Fälle von Kunden, die über dieser Vermögenslimite liegen und mehr als 20 % ihres Vermögens in Lehman Brothers-Produkten investiert haben, werden zusätzlich systematisch analysiert, ohne dass sich die betreffenden Kunden bei der Bank melden müssen. Die LUKB wird diesen Kunden einen individuellen Entschädigungsvorschlag unterbreiten. Bei allen anderen Kundenreaktionen werden wir jeden Fall einzeln anschauen und beurteilen, werden wir überall, wo Fehler unterlaufen sind, eine individuelle Lösung mit den Kunden suchen.


Beim letzten Halbjahresergebnis konnten Sie mit sehr tiefen Wertberichtigungen von 0.8 Millionen Franken brillieren. Was erwarten Sie für dieses Halbjahr bezüglich der Wertberichtigungen?


Die Ende September kommunizierte Entschädigung im Zusammenhang mit der Insolvenz der Bank Lehman Brothers dürfte die Erfolgsrechnung des gesamten Jahres 2008 mit einem einstelligen Millionenbetrag belasten.
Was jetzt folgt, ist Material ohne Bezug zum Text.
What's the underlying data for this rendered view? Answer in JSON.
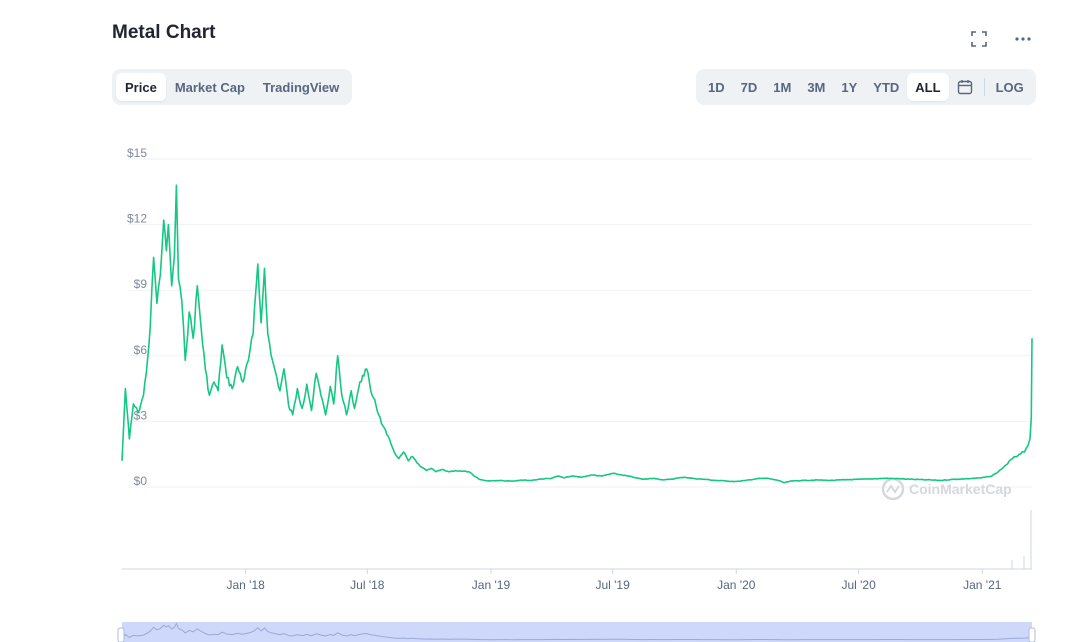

Dies ist bereits in den vorliegenden Abschluss eingeflossen, wodurch die Position Wertberichtigungen/Rückstellungen im Quartal 3/08 entsprechend höher ausfällt.


Mitte des Jahres gaben Sie als Eigenkapitalrendite eine Bandbreite von 12 bis 15 Prozent an. Halten Sie an diesem Ziel immer noch fest?


Die in unserer Strategie definierte Eigenkapitalrendite von 12 bis 15 % streben wir auch in diesem Jahr an.


Mitte des Jahres kündigten Sie an, das Privat-Banking mithilfe der Adler Privatbank forcieren zu wollen. Dazu haben Sie 300 Millionen Franken bereit gestellt. Welche konkreten Schritte konnten Sie zum Ausbau des Private-Bankings seither unternehmen?


Die Adler Privatbank AG ist für die LUKB ein Wachstumselement, das wir im Inland durch Gewinnung von von Private-Banking-Teams oder Akquisition kleinen Privatbanken verstärken wollen. Dazu schauen wir regelmässige Objekte an. Wie in der Gesamtstrategie der LUKB sind wir auch im Private-Banking-Bereich auf solide, langfristige Erfolge ausgerichtet und halten nichts von schnellen, risikoreichen Entscheidungen. Wir stehen nicht unter Zugzwang und wägen unsere Entscheide sorgfältig ab.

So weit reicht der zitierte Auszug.